A ce sujet, le programme de la journée a été comprimé. Au préalable, il devait s’étendre du matin jusqu’au soir «mais certains invités des Forces citoyennes n’ont pas voulu sacrifier leur samedi après-midi», explique un député du PJD. Cette pression du temps s’est traduite par des interventions non-stop – hormis une petite pause – du matin jusqu’à 14 heures. Un député PJD a chatouillé un autre en lui rappelant que la pause de la prière du dohr ne figurait pas au programme de la journée d’étude.
«Nous sommes en voyage», a répondu le pijidiste interpellé. Et ce n’est que la moindre des concessions surprenantes relatives à l’absence de la religion dans les débats de cette journée. Dans le communiqué final, signé conjointement par Saâd Eddine Othmani et Abderrahim Lahjouji, aucune référence n’est faite à l’identité fondatrice du PJD. Le mot “islam“ n’est pas cité une seule fois. Les deux partis affirment que «l’ouverture économique est une composante du processus historique et social au Maroc, pays qui se trouve à la croisée de trois continents». Ils déplorent le manque d’études préliminaires sur l’impact de cet accord sur l’économie marocaine, regrettent le manque de vision qui l’a accompagné, mais encouragent «l’initiative privée, la créativité et le renforcement du tissu économique national». Ils encouragent aussi toute initiative visant à «l’intégration progressive dans l’économie mondiale». A l’issue de cette journée, il était clair que le PJD soignait son image de marque. Il emboîte le pas à l’autre PJD de la Turquie, en montrant à tous qu’il est un parti ouvert, capable de prendre part aux grands dossiers économiques et politiques du pays. Il a des hommes pour parler de sujets pointus. Ces hommes fascinent ! Saâd Eddine Al Othmani s’est laissé courtiser tout au long de cette journée. La fascination qu’il exerçait sur les chefs d’entreprises, sur d’éminents membres de la CGEM était manifeste.

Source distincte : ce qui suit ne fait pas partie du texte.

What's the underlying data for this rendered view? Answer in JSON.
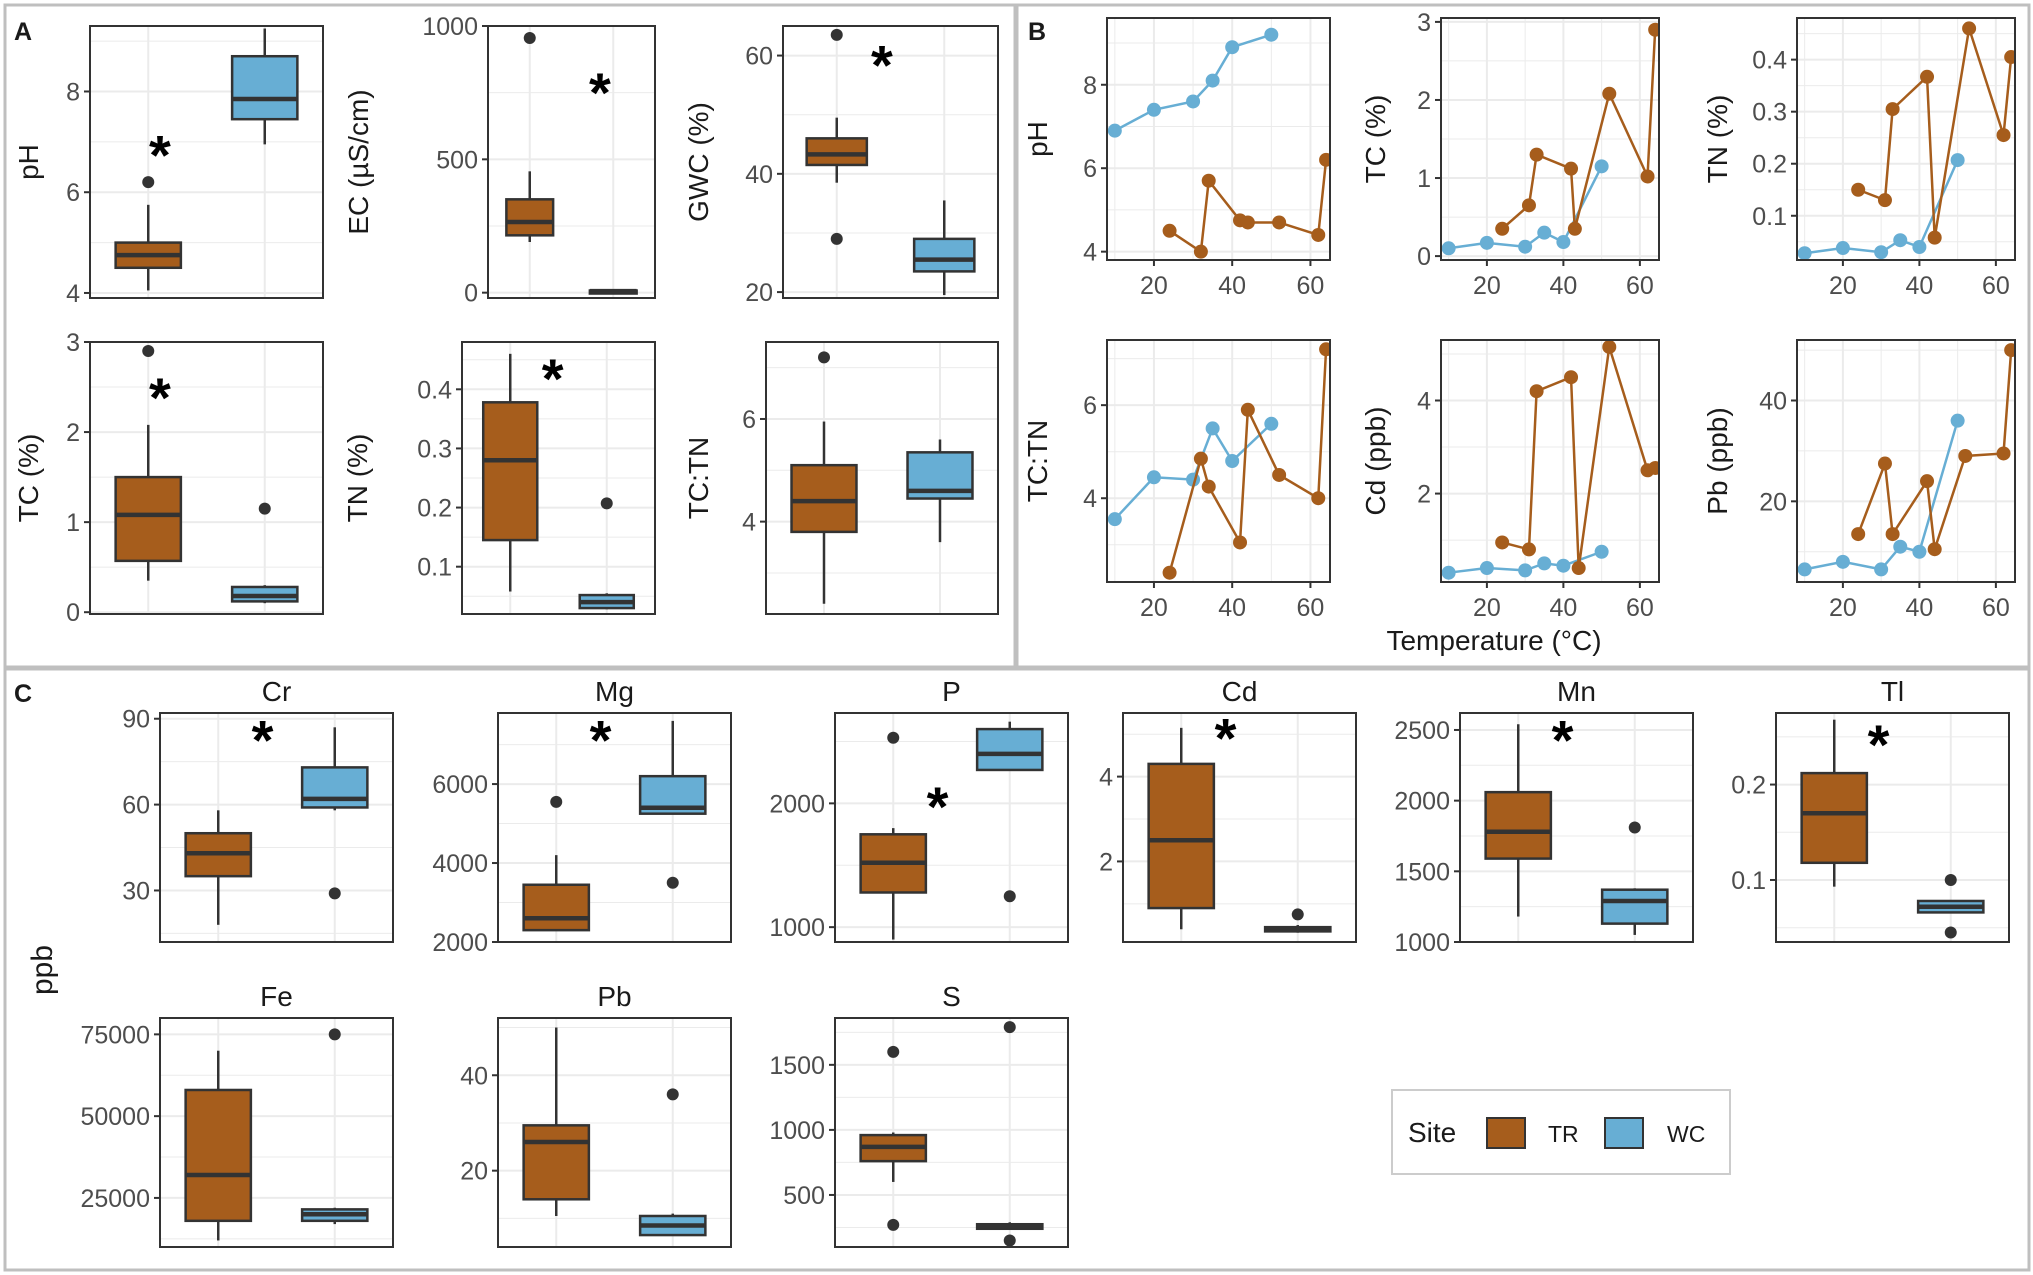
{
  "colors": {
    "TR": "#A65D1C",
    "WC": "#67AED4",
    "panel_border": "#333333",
    "grid": "#EBEBEB",
    "box_outline": "#333333",
    "text": "#1a1a1a",
    "axis_text": "#4D4D4D",
    "frame": "#BFBFBF"
  },
  "panel_labels": {
    "A": "A",
    "B": "B",
    "C": "C"
  },
  "shared_labels": {
    "ppb": "ppb",
    "temperature": "Temperature (°C)"
  },
  "legend": {
    "title": "Site",
    "items": [
      {
        "key": "TR",
        "label": "TR"
      },
      {
        "key": "WC",
        "label": "WC"
      }
    ]
  },
  "chart_data": [
    {
      "id": "A-pH",
      "type": "box",
      "ylabel": "pH",
      "ylim": [
        3.9,
        9.3
      ],
      "yticks": [
        4,
        6,
        8
      ],
      "significant": true,
      "boxes": [
        {
          "site": "TR",
          "min": 4.05,
          "q1": 4.5,
          "median": 4.75,
          "q3": 5.0,
          "max": 5.75,
          "outliers": [
            6.2
          ]
        },
        {
          "site": "WC",
          "min": 6.95,
          "q1": 7.45,
          "median": 7.85,
          "q3": 8.7,
          "max": 9.25,
          "outliers": []
        }
      ]
    },
    {
      "id": "A-EC",
      "type": "box",
      "ylabel": "EC (µS/cm)",
      "ylim": [
        -20,
        1000
      ],
      "yticks": [
        0,
        500,
        1000
      ],
      "significant": true,
      "boxes": [
        {
          "site": "TR",
          "min": 190,
          "q1": 215,
          "median": 265,
          "q3": 350,
          "max": 455,
          "outliers": [
            955
          ]
        },
        {
          "site": "WC",
          "min": 2,
          "q1": 4,
          "median": 6,
          "q3": 8,
          "max": 10,
          "outliers": []
        }
      ]
    },
    {
      "id": "A-GWC",
      "type": "box",
      "ylabel": "GWC (%)",
      "ylim": [
        19,
        65
      ],
      "yticks": [
        20,
        40,
        60
      ],
      "significant": true,
      "boxes": [
        {
          "site": "TR",
          "min": 38.5,
          "q1": 41.5,
          "median": 43.3,
          "q3": 46.0,
          "max": 49.5,
          "outliers": [
            63.5,
            29.0
          ]
        },
        {
          "site": "WC",
          "min": 19.5,
          "q1": 23.5,
          "median": 25.5,
          "q3": 29.0,
          "max": 35.5,
          "outliers": []
        }
      ]
    },
    {
      "id": "A-TC",
      "type": "box",
      "ylabel": "TC (%)",
      "ylim": [
        -0.02,
        3.0
      ],
      "yticks": [
        0,
        1,
        2,
        3
      ],
      "significant": true,
      "boxes": [
        {
          "site": "TR",
          "min": 0.35,
          "q1": 0.57,
          "median": 1.08,
          "q3": 1.5,
          "max": 2.08,
          "outliers": [
            2.9
          ]
        },
        {
          "site": "WC",
          "min": 0.1,
          "q1": 0.12,
          "median": 0.18,
          "q3": 0.28,
          "max": 0.3,
          "outliers": [
            1.15
          ]
        }
      ]
    },
    {
      "id": "A-TN",
      "type": "box",
      "ylabel": "TN (%)",
      "ylim": [
        0.02,
        0.48
      ],
      "yticks": [
        0.1,
        0.2,
        0.3,
        0.4
      ],
      "significant": true,
      "boxes": [
        {
          "site": "TR",
          "min": 0.058,
          "q1": 0.145,
          "median": 0.28,
          "q3": 0.378,
          "max": 0.46,
          "outliers": []
        },
        {
          "site": "WC",
          "min": 0.028,
          "q1": 0.03,
          "median": 0.04,
          "q3": 0.052,
          "max": 0.055,
          "outliers": [
            0.207
          ]
        }
      ]
    },
    {
      "id": "A-TCTN",
      "type": "box",
      "ylabel": "TC:TN",
      "ylim": [
        2.2,
        7.5
      ],
      "yticks": [
        4,
        6
      ],
      "significant": false,
      "boxes": [
        {
          "site": "TR",
          "min": 2.4,
          "q1": 3.8,
          "median": 4.4,
          "q3": 5.1,
          "max": 5.95,
          "outliers": [
            7.2
          ]
        },
        {
          "site": "WC",
          "min": 3.6,
          "q1": 4.45,
          "median": 4.6,
          "q3": 5.35,
          "max": 5.6,
          "outliers": []
        }
      ]
    },
    {
      "id": "B-pH",
      "type": "line",
      "ylabel": "pH",
      "xlim": [
        8,
        65
      ],
      "ylim": [
        3.8,
        9.6
      ],
      "xticks": [
        20,
        40,
        60
      ],
      "yticks": [
        4,
        6,
        8
      ],
      "series": [
        {
          "name": "WC",
          "x": [
            10,
            20,
            30,
            35,
            40,
            50
          ],
          "y": [
            6.9,
            7.4,
            7.6,
            8.1,
            8.9,
            9.2
          ]
        },
        {
          "name": "TR",
          "x": [
            24,
            32,
            34,
            42,
            44,
            52,
            62,
            64
          ],
          "y": [
            4.5,
            4.0,
            5.7,
            4.75,
            4.7,
            4.7,
            4.4,
            6.2
          ]
        }
      ]
    },
    {
      "id": "B-TC",
      "type": "line",
      "ylabel": "TC (%)",
      "xlim": [
        8,
        65
      ],
      "ylim": [
        -0.05,
        3.05
      ],
      "xticks": [
        20,
        40,
        60
      ],
      "yticks": [
        0,
        1,
        2,
        3
      ],
      "series": [
        {
          "name": "WC",
          "x": [
            10,
            20,
            30,
            35,
            40,
            50
          ],
          "y": [
            0.1,
            0.17,
            0.12,
            0.3,
            0.18,
            1.15
          ]
        },
        {
          "name": "TR",
          "x": [
            24,
            31,
            33,
            42,
            43,
            52,
            62,
            64
          ],
          "y": [
            0.35,
            0.65,
            1.3,
            1.12,
            0.35,
            2.08,
            1.02,
            2.9
          ]
        }
      ]
    },
    {
      "id": "B-TN",
      "type": "line",
      "ylabel": "TN (%)",
      "xlim": [
        8,
        65
      ],
      "ylim": [
        0.015,
        0.48
      ],
      "xticks": [
        20,
        40,
        60
      ],
      "yticks": [
        0.1,
        0.2,
        0.3,
        0.4
      ],
      "series": [
        {
          "name": "WC",
          "x": [
            10,
            20,
            30,
            35,
            40,
            50
          ],
          "y": [
            0.028,
            0.038,
            0.03,
            0.053,
            0.04,
            0.207
          ]
        },
        {
          "name": "TR",
          "x": [
            24,
            31,
            33,
            42,
            44,
            53,
            62,
            64
          ],
          "y": [
            0.15,
            0.13,
            0.305,
            0.367,
            0.058,
            0.46,
            0.255,
            0.405
          ]
        }
      ]
    },
    {
      "id": "B-TCTN",
      "type": "line",
      "ylabel": "TC:TN",
      "xlim": [
        8,
        65
      ],
      "ylim": [
        2.2,
        7.4
      ],
      "xticks": [
        20,
        40,
        60
      ],
      "yticks": [
        4,
        6
      ],
      "series": [
        {
          "name": "WC",
          "x": [
            10,
            20,
            30,
            35,
            40,
            50
          ],
          "y": [
            3.55,
            4.45,
            4.4,
            5.5,
            4.8,
            5.6
          ]
        },
        {
          "name": "TR",
          "x": [
            24,
            32,
            34,
            42,
            44,
            52,
            62,
            64
          ],
          "y": [
            2.4,
            4.85,
            4.25,
            3.05,
            5.9,
            4.5,
            4.0,
            7.2
          ]
        }
      ]
    },
    {
      "id": "B-Cd",
      "type": "line",
      "ylabel": "Cd (ppb)",
      "xlim": [
        8,
        65
      ],
      "ylim": [
        0.1,
        5.3
      ],
      "xticks": [
        20,
        40,
        60
      ],
      "yticks": [
        2,
        4
      ],
      "series": [
        {
          "name": "WC",
          "x": [
            10,
            20,
            30,
            35,
            40,
            50
          ],
          "y": [
            0.3,
            0.4,
            0.35,
            0.5,
            0.45,
            0.75
          ]
        },
        {
          "name": "TR",
          "x": [
            24,
            31,
            33,
            42,
            44,
            52,
            62,
            64
          ],
          "y": [
            0.95,
            0.8,
            4.2,
            4.5,
            0.4,
            5.15,
            2.5,
            2.55
          ]
        }
      ]
    },
    {
      "id": "B-Pb",
      "type": "line",
      "ylabel": "Pb (ppb)",
      "xlim": [
        8,
        65
      ],
      "ylim": [
        4,
        52
      ],
      "xticks": [
        20,
        40,
        60
      ],
      "yticks": [
        20,
        40
      ],
      "series": [
        {
          "name": "WC",
          "x": [
            10,
            20,
            30,
            35,
            40,
            50
          ],
          "y": [
            6.5,
            8.0,
            6.5,
            11.0,
            10.0,
            36.0
          ]
        },
        {
          "name": "TR",
          "x": [
            24,
            31,
            33,
            42,
            44,
            52,
            62,
            64
          ],
          "y": [
            13.5,
            27.5,
            13.5,
            24.0,
            10.5,
            29.0,
            29.5,
            50.0
          ]
        }
      ]
    },
    {
      "id": "C-Cr",
      "type": "box",
      "title": "Cr",
      "ylim": [
        12,
        92
      ],
      "yticks": [
        30,
        60,
        90
      ],
      "significant": true,
      "boxes": [
        {
          "site": "TR",
          "min": 18,
          "q1": 35,
          "median": 43,
          "q3": 50,
          "max": 58,
          "outliers": []
        },
        {
          "site": "WC",
          "min": 58,
          "q1": 59,
          "median": 62,
          "q3": 73,
          "max": 87,
          "outliers": [
            29
          ]
        }
      ]
    },
    {
      "id": "C-Mg",
      "type": "box",
      "title": "Mg",
      "ylim": [
        2000,
        7800
      ],
      "yticks": [
        2000,
        4000,
        6000
      ],
      "significant": true,
      "boxes": [
        {
          "site": "TR",
          "min": 2300,
          "q1": 2300,
          "median": 2600,
          "q3": 3450,
          "max": 4200,
          "outliers": [
            5550
          ]
        },
        {
          "site": "WC",
          "min": 5250,
          "q1": 5250,
          "median": 5400,
          "q3": 6200,
          "max": 7600,
          "outliers": [
            3500
          ]
        }
      ]
    },
    {
      "id": "C-P",
      "type": "box",
      "title": "P",
      "ylim": [
        880,
        2730
      ],
      "yticks": [
        1000,
        2000
      ],
      "significant": true,
      "boxes": [
        {
          "site": "TR",
          "min": 900,
          "q1": 1280,
          "median": 1520,
          "q3": 1750,
          "max": 1800,
          "outliers": [
            2530
          ]
        },
        {
          "site": "WC",
          "min": 2270,
          "q1": 2270,
          "median": 2400,
          "q3": 2600,
          "max": 2660,
          "outliers": [
            1250
          ]
        }
      ]
    },
    {
      "id": "C-Cd",
      "type": "box",
      "title": "Cd",
      "ylim": [
        0.1,
        5.5
      ],
      "yticks": [
        2,
        4
      ],
      "significant": true,
      "boxes": [
        {
          "site": "TR",
          "min": 0.4,
          "q1": 0.9,
          "median": 2.5,
          "q3": 4.3,
          "max": 5.15,
          "outliers": []
        },
        {
          "site": "WC",
          "min": 0.32,
          "q1": 0.35,
          "median": 0.4,
          "q3": 0.45,
          "max": 0.5,
          "outliers": [
            0.75
          ]
        }
      ]
    },
    {
      "id": "C-Mn",
      "type": "box",
      "title": "Mn",
      "ylim": [
        1000,
        2620
      ],
      "yticks": [
        1000,
        1500,
        2000,
        2500
      ],
      "significant": true,
      "boxes": [
        {
          "site": "TR",
          "min": 1180,
          "q1": 1590,
          "median": 1780,
          "q3": 2060,
          "max": 2540,
          "outliers": []
        },
        {
          "site": "WC",
          "min": 1050,
          "q1": 1130,
          "median": 1290,
          "q3": 1370,
          "max": 1380,
          "outliers": [
            1810
          ]
        }
      ]
    },
    {
      "id": "C-Tl",
      "type": "box",
      "title": "Tl",
      "ylim": [
        0.035,
        0.275
      ],
      "yticks": [
        0.1,
        0.2
      ],
      "significant": true,
      "boxes": [
        {
          "site": "TR",
          "min": 0.093,
          "q1": 0.118,
          "median": 0.17,
          "q3": 0.212,
          "max": 0.268,
          "outliers": []
        },
        {
          "site": "WC",
          "min": 0.066,
          "q1": 0.066,
          "median": 0.072,
          "q3": 0.078,
          "max": 0.078,
          "outliers": [
            0.1,
            0.045
          ]
        }
      ]
    },
    {
      "id": "C-Fe",
      "type": "box",
      "title": "Fe",
      "ylim": [
        10000,
        80000
      ],
      "yticks": [
        25000,
        50000,
        75000
      ],
      "significant": false,
      "boxes": [
        {
          "site": "TR",
          "min": 12000,
          "q1": 18000,
          "median": 32000,
          "q3": 58000,
          "max": 70000,
          "outliers": []
        },
        {
          "site": "WC",
          "min": 17000,
          "q1": 18000,
          "median": 20000,
          "q3": 21500,
          "max": 22000,
          "outliers": [
            75000
          ]
        }
      ]
    },
    {
      "id": "C-Pb",
      "type": "box",
      "title": "Pb",
      "ylim": [
        4,
        52
      ],
      "yticks": [
        20,
        40
      ],
      "significant": false,
      "boxes": [
        {
          "site": "TR",
          "min": 10.5,
          "q1": 14,
          "median": 26,
          "q3": 29.5,
          "max": 50,
          "outliers": []
        },
        {
          "site": "WC",
          "min": 6.5,
          "q1": 6.5,
          "median": 8.5,
          "q3": 10.5,
          "max": 11,
          "outliers": [
            36
          ]
        }
      ]
    },
    {
      "id": "C-S",
      "type": "box",
      "title": "S",
      "ylim": [
        100,
        1860
      ],
      "yticks": [
        500,
        1000,
        1500
      ],
      "significant": false,
      "boxes": [
        {
          "site": "TR",
          "min": 600,
          "q1": 760,
          "median": 870,
          "q3": 960,
          "max": 980,
          "outliers": [
            1600,
            270
          ]
        },
        {
          "site": "WC",
          "min": 235,
          "q1": 240,
          "median": 260,
          "q3": 275,
          "max": 290,
          "outliers": [
            1790,
            150
          ]
        }
      ]
    }
  ]
}
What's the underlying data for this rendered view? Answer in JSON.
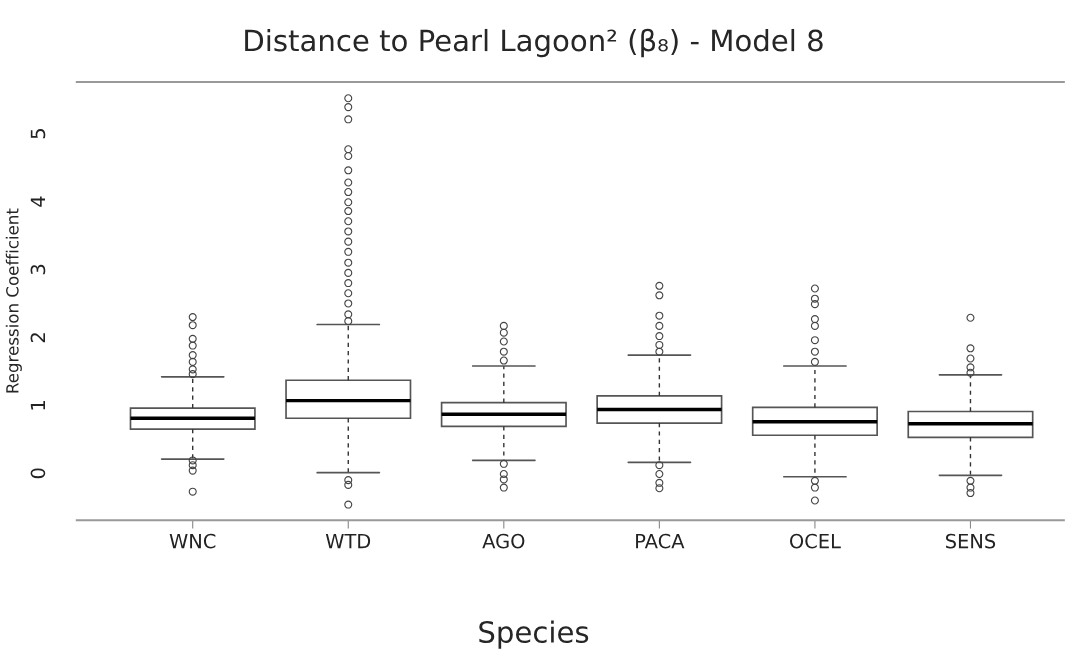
{
  "chart_data": {
    "type": "box",
    "title": "Distance to Pearl Lagoon² (β₈) - Model 8",
    "xlabel": "Species",
    "ylabel": "Regression Coefficient",
    "categories": [
      "WNC",
      "WTD",
      "AGO",
      "PACA",
      "OCEL",
      "SENS"
    ],
    "boxes": [
      {
        "low": 0.21,
        "q1": 0.65,
        "median": 0.81,
        "q3": 0.96,
        "high": 1.42,
        "outliers": [
          2.3,
          2.18,
          1.98,
          1.88,
          1.74,
          1.64,
          1.53,
          1.46,
          0.19,
          0.12,
          0.04,
          -0.27
        ]
      },
      {
        "low": 0.01,
        "q1": 0.81,
        "median": 1.07,
        "q3": 1.37,
        "high": 2.19,
        "outliers": [
          5.52,
          5.39,
          5.21,
          4.77,
          4.67,
          4.46,
          4.28,
          4.14,
          3.99,
          3.86,
          3.71,
          3.56,
          3.41,
          3.26,
          3.1,
          2.95,
          2.8,
          2.65,
          2.5,
          2.34,
          2.24,
          -0.1,
          -0.17,
          -0.46
        ]
      },
      {
        "low": 0.19,
        "q1": 0.69,
        "median": 0.87,
        "q3": 1.04,
        "high": 1.58,
        "outliers": [
          2.17,
          2.07,
          1.94,
          1.79,
          1.66,
          0.14,
          -0.01,
          -0.09,
          -0.21
        ]
      },
      {
        "low": 0.16,
        "q1": 0.74,
        "median": 0.94,
        "q3": 1.14,
        "high": 1.74,
        "outliers": [
          2.76,
          2.62,
          2.32,
          2.17,
          2.02,
          1.89,
          1.79,
          0.12,
          -0.01,
          -0.14,
          -0.22
        ]
      },
      {
        "low": -0.05,
        "q1": 0.56,
        "median": 0.76,
        "q3": 0.97,
        "high": 1.58,
        "outliers": [
          2.72,
          2.57,
          2.49,
          2.27,
          2.17,
          1.96,
          1.79,
          1.64,
          -0.11,
          -0.21,
          -0.4
        ]
      },
      {
        "low": -0.03,
        "q1": 0.53,
        "median": 0.73,
        "q3": 0.91,
        "high": 1.45,
        "outliers": [
          2.29,
          1.84,
          1.69,
          1.56,
          1.48,
          -0.11,
          -0.21,
          -0.29
        ]
      }
    ],
    "ylim": [
      -0.69,
      5.76
    ],
    "yticks": [
      0,
      1,
      2,
      3,
      4,
      5
    ],
    "grid": false,
    "legend": false
  }
}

Certains se sont bousculés pour se photographier avec lui. Saâd Eddine Al Othmani, superstar ? Nul doute. Son parti fascine aujourd’hui. Mais le PJD est aussi le parti de l’opposition. Même s’il a cessé de monter au créneau avec la même visibilité qu’avant les attentats du 16 mai, il demeure pour de nombreux observateurs le parti qui remédie au déficit de débats politiques dans le pays. Cette formation compte 42 députés à la chambre des représentants, alors que le parti des Forces citoyennes n’en possède pas un seul.
Il reste à savoir si le PJD est conscient qu’en multipliant les opérations de charme, il s’éloigne de ceux-là même qui l’ont porté à la Chambre des représentants. Il ne faut pas s’étonner de voir une scission dans ce parti. Les radicaux n’apprécieraient peut-être pas que l’on ne fasse plus référence à l’islam dans leur parti.